Why Are Men More Prone to Heart Disease Than Women?

According to the Centers for Disease Control and Prevention, more than 652,000 Americans died of heart disease in 2005. In fact, heart disease remains the leading cause of death in both men and women in the United states. But, common knowledge among the medical community is that women are less prone to heart disease until the age of 55 years, whereas, men can suffer from heart disease at a much earlier age. There are a number of reasons for this.

An elderly man laying down while a doctor listens to his chest with a stethoscope. (Image: moodboard/moodboard/Getty Images)

Physical Stress

One theory on why so many more men suffer from heart disease earlier than women is stress. Although women have changed their traditional "stay at home" role model years ago, men still endure more stress from heavy physical activities or actions than women. Men also have more limited ways to express emotional stress in the workplace than women. Crying and expressing emotional feelings is more socially acceptable for women than men, which in turn relieves stress.

Abdominal Fat

While many people can accept that obesity is a primary risk for heart disease, many are surprised to learn that where you carry your fat is just as important as how much you carry. There are two traditional shapes--the apple and the pear. Apple-shaped describes people who store their additional weight around their waist. Pear-shaped describes those who store their additional weight lower, around their hips and thighs.
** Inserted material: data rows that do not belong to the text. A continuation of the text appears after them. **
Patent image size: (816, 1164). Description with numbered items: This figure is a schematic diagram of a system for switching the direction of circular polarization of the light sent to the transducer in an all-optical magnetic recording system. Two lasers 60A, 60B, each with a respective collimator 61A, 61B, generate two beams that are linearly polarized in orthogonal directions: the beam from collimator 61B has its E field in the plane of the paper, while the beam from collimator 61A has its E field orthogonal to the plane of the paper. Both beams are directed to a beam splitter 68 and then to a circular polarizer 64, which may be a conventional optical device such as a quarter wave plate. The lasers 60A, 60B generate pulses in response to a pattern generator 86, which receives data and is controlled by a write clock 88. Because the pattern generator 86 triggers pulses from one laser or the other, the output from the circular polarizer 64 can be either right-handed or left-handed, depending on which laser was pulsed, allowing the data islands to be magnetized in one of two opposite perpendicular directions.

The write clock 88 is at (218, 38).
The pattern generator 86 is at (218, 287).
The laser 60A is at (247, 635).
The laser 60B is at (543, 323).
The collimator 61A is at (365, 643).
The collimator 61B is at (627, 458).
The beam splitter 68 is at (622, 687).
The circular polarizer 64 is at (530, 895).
As it turns out, there is a high correlation between heart disease and apple-shaped men and women. Extra abdominal fat also contributes to high blood pressure, high cholesterol and type II diabetes.

The Male Disadvantage

According to the findings of a new study published in 2008 by Dr Maciej Tomaszewski, New Blood Lecturer in Cardiovascular Medicine in the Department of Cardiovascular Sciences at the University of Leicester, men's higher risk for heart disease, compared to women may be related to the specific effects of sex hormones.
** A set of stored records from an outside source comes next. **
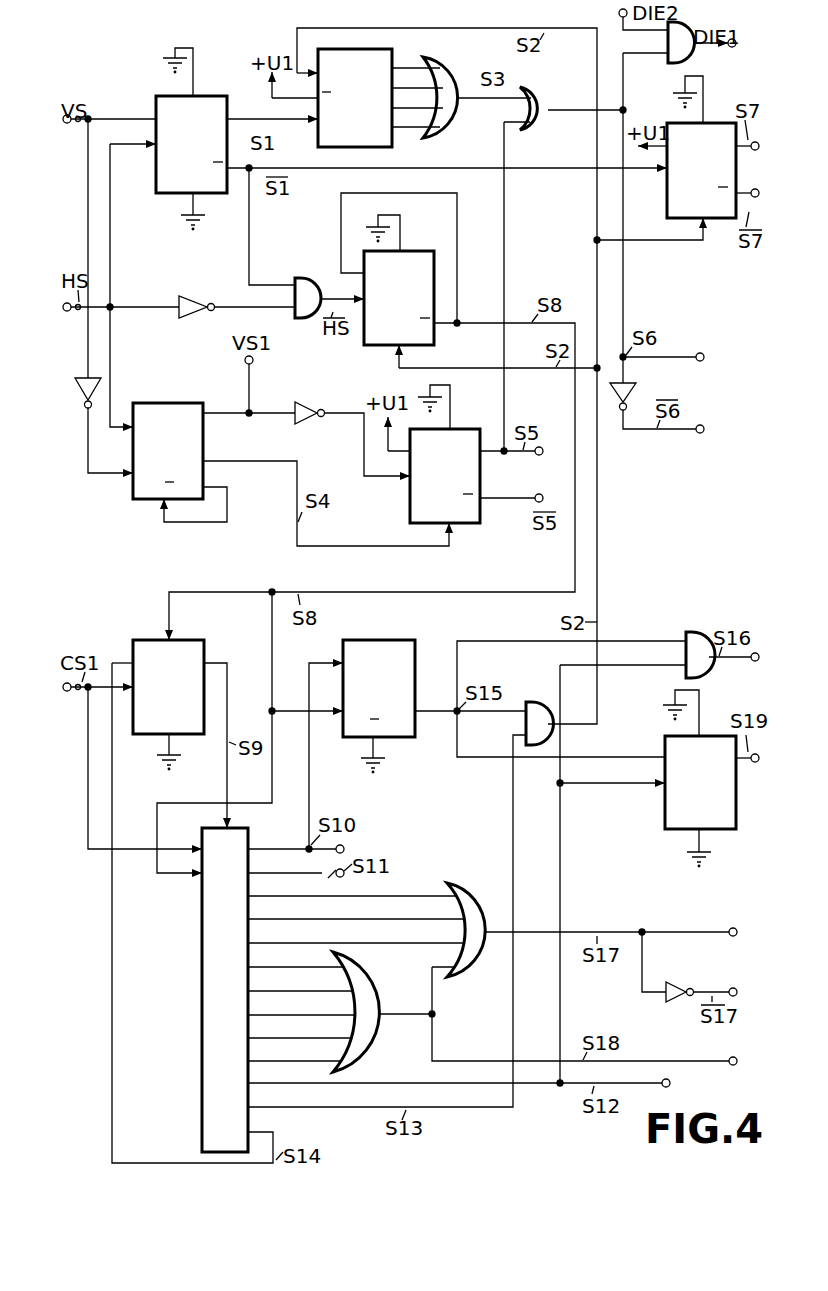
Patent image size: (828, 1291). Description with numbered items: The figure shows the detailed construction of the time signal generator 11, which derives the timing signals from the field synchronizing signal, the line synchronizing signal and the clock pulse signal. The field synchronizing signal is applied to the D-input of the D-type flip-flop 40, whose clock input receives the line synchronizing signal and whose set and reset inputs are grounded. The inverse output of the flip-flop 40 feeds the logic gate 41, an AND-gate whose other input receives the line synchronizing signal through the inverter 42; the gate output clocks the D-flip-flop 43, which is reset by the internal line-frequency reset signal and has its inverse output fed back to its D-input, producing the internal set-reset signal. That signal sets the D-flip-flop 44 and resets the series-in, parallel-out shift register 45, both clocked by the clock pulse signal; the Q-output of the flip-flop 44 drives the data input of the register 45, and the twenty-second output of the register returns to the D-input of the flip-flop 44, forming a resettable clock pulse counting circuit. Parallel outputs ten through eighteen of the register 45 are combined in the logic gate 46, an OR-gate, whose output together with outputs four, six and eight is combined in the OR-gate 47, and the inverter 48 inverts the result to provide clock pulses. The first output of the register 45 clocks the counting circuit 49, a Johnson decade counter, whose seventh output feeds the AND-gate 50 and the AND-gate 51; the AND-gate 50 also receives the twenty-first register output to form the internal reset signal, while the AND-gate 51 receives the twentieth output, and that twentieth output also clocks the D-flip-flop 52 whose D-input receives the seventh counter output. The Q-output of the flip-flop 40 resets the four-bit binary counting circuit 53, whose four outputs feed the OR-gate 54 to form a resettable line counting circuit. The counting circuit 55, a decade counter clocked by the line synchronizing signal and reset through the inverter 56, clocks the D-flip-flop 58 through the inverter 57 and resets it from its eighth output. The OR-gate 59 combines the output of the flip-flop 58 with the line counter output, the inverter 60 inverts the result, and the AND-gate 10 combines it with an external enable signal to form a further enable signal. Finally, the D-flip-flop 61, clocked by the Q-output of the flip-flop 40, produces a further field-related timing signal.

The AND-gate 10 is at (672, 66).
The time signal generator 11 is at (690, 509).
The D-type flip-flop 40 is at (156, 105).
The logic gate 41 is at (311, 278).
The inverter 42 is at (183, 296).
The D-flip-flop 43 is at (382, 346).
The D-flip-flop 44 is at (149, 640).
The series-in, parallel-out shift register 45 is at (200, 946).
The logic gate 46 is at (377, 1004).
The OR-gate 47 is at (476, 905).
The inverter 48 is at (678, 985).
The counting circuit 49 is at (395, 738).
The AND-gate 50 is at (547, 702).
The AND-gate 51 is at (688, 634).
The D-flip-flop 52 is at (665, 805).
The 4-bit binary counting circuit 53 is at (392, 58).
The OR-gate 54 is at (452, 64).
The counting circuit 55 is at (178, 402).
The inverter 56 is at (99, 425).
The inverter 57 is at (310, 428).
The D-flip-flop 58 is at (484, 510).
The OR-gate 59 is at (548, 95).
The inverter 60 is at (612, 430).
The D-flip-flop 61 is at (714, 243).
Dr Tomaszewski and his research team published a study in the journal "Atherosclerosis" that involved 933 men with an average age of 19 years and looked at the interaction of estradiol, estrone, testosterone and androstenedione and how they influenced three of the six major risk factors for heart disease: high cholesterol, hypertension and obesity.

The Findings

The researchers found that estradiol and estrone (together, called estrogens) were linked to higher levels of low density lipoproteins (LDL), or the bad type of cholesterol and lower levels of high density lipoproteins (HDL) or the good type of cholesterol in men. According to Dr. Tomaszewski, "We hypothesised that circulating concentrations of sex hormones were associated with cardiovascular disease risk factors in men long before any apparent manifestations of cardiovascular disease such as stroke or myocardial infarction".
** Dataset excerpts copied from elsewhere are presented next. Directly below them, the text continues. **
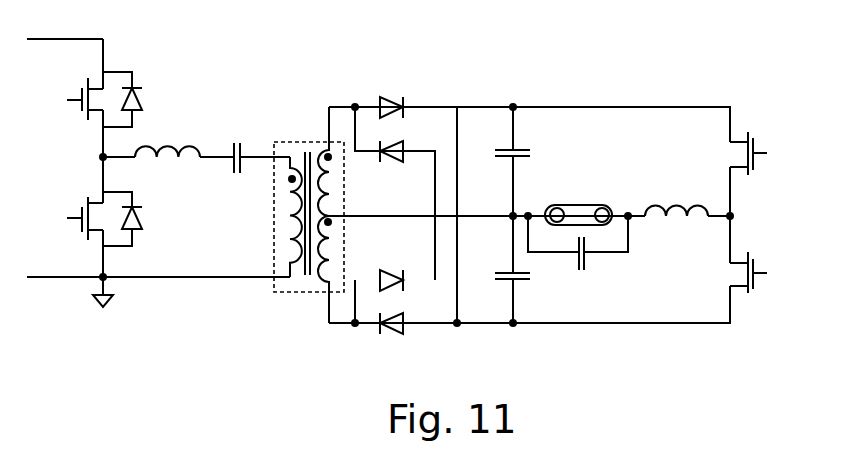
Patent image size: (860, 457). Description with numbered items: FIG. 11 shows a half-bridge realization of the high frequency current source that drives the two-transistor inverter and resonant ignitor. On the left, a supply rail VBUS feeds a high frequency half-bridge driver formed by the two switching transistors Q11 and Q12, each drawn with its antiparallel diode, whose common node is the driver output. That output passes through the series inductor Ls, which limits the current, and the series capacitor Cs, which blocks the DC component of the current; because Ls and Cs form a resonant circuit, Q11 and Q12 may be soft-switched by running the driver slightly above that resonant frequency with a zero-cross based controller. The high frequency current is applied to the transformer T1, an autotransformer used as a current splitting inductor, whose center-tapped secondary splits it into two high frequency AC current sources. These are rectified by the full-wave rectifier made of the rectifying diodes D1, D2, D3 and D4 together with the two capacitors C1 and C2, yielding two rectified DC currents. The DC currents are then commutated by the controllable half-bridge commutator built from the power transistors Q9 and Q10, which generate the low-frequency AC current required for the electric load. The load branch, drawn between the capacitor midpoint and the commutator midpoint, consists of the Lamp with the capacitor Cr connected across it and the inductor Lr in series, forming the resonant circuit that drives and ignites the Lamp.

The DC bus voltage VBUS is at (67, 19).
The high frequency half-bridge driver transistor Q11 is at (84, 89).
The high frequency half-bridge driver transistor Q12 is at (83, 208).
The current limiting inductor Ls is at (167, 130).
The DC blocking capacitor Cs is at (243, 138).
The autotransformer T1 is at (309, 213).
The rectifying diode D1 is at (375, 92).
The rectifying diode D2 is at (399, 175).
The rectifying diode D3 is at (399, 262).
The rectifying diode D4 is at (397, 345).
The rectifier capacitor C1 is at (496, 161).
The rectifier capacitor C2 is at (496, 269).
The fluorescent lamp Lamp is at (576, 197).
The resonant capacitor across lamp Cr is at (578, 253).
The resonant inductor Lr is at (676, 188).
The power transistor Q9 is at (772, 153).
The power transistor Q10 is at (777, 272).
After looking at the associations between estrogens and androgens (testosterone and androstenedione) and the previously mentioned heart disease risks, Dr. Tomaszewski concluded that, "Our studies showed that one of the sex hormones - estradiol - was associated positively with total cholesterol and negatively with HDL-cholesterol. Circulating concentrations of another sex hormone--estrone--showed strong positive associations with both total cholesterol and LDL cholesterol." He went on to say, "Our data suggest that higher levels of estrogens may have negative influence on lipid profile in men early in life, before the apparent onset of cardiovascular disease."